The defense analysts also said the North’s Sept. 3 nuclear test, which Pyongyang said was of a hydrogen bomb, may have been much more powerful than previously estimated.

In its first official reaction to the sanctions resolution adopted by the U.N. Security Council on Tuesday, North Korea’s Foreign Ministry said Wednesday the sanctions would only strengthen the country’s resolve to pursue its nuclear weapons program “at a faster pace without the slightest diversion.”

The sanctions resolution, adopted in response to the nuclear test this month, was the ninth passed by the Security Council since North Korea’s first such test in 2006. If enforced, it would deprive North Korea of 30 percent of its annual fuel imports. It also bans imports of textiles from North Korea, stripping the country of another key source of hard currency.

But the North, already heavily sanctioned, remained defiant Wednesday, saying it would “redouble the efforts to increase its strength to safeguard the country’s sovereignt­y and right to existence” and establish “practical equilibriu­m with the U.S.”

The statement, released through the North’s state media, came at the same time a group of defense analysts, after studying recent satellite images, said they had detected new vehicles, mining carts and other signs of activity at the Punggye-ri undergroun­d nuclear test site in northeast North Korea.

“Such activity, coming shortly after the largest undergroun­d nuclear test conducted at Punggye-ri to date [via the North Portal], suggests that on-site work could now be changing focus to further prepare those other portals for future undergroun­d nuclear testing,” the defense analysts, Frank V. Pabian, Joseph S. Bermudez Jr. and Jack Liu, said in a Tuesday report on 38 North, a website focused on North Korea.
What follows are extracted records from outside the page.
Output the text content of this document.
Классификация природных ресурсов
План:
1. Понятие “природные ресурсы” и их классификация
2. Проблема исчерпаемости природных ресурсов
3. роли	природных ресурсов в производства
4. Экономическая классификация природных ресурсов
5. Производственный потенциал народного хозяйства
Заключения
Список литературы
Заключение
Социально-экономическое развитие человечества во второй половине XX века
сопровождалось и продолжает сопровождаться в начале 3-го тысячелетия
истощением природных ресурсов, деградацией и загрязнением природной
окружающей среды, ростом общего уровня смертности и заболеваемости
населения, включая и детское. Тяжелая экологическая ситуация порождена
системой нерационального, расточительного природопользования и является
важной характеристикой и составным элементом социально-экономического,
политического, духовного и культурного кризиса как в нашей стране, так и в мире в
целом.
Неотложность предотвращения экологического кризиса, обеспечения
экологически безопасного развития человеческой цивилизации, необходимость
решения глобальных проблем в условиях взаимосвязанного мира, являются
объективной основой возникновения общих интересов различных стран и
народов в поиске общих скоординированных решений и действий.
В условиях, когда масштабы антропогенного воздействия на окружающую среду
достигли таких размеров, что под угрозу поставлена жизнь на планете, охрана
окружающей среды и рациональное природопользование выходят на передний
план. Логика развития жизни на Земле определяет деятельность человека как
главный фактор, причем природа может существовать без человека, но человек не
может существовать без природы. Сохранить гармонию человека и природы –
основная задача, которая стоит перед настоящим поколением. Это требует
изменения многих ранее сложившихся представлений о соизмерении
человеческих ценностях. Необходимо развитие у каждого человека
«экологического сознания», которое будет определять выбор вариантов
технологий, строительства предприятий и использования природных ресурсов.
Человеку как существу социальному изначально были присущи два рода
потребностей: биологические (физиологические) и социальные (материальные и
The analysts gave no indication that a test appeared to be imminent.

The analysts also said the explosive yield from the Sept. 3 nuclear test may have been as much as 250 kilotons, based on revised estimates of the magnitude of the tremor created by the blast. That would be much higher than most official estimates, which have varied. Japan, for example, gave an estimate of 160 kilotons, while South Korea’s was as low as 50 kilotons.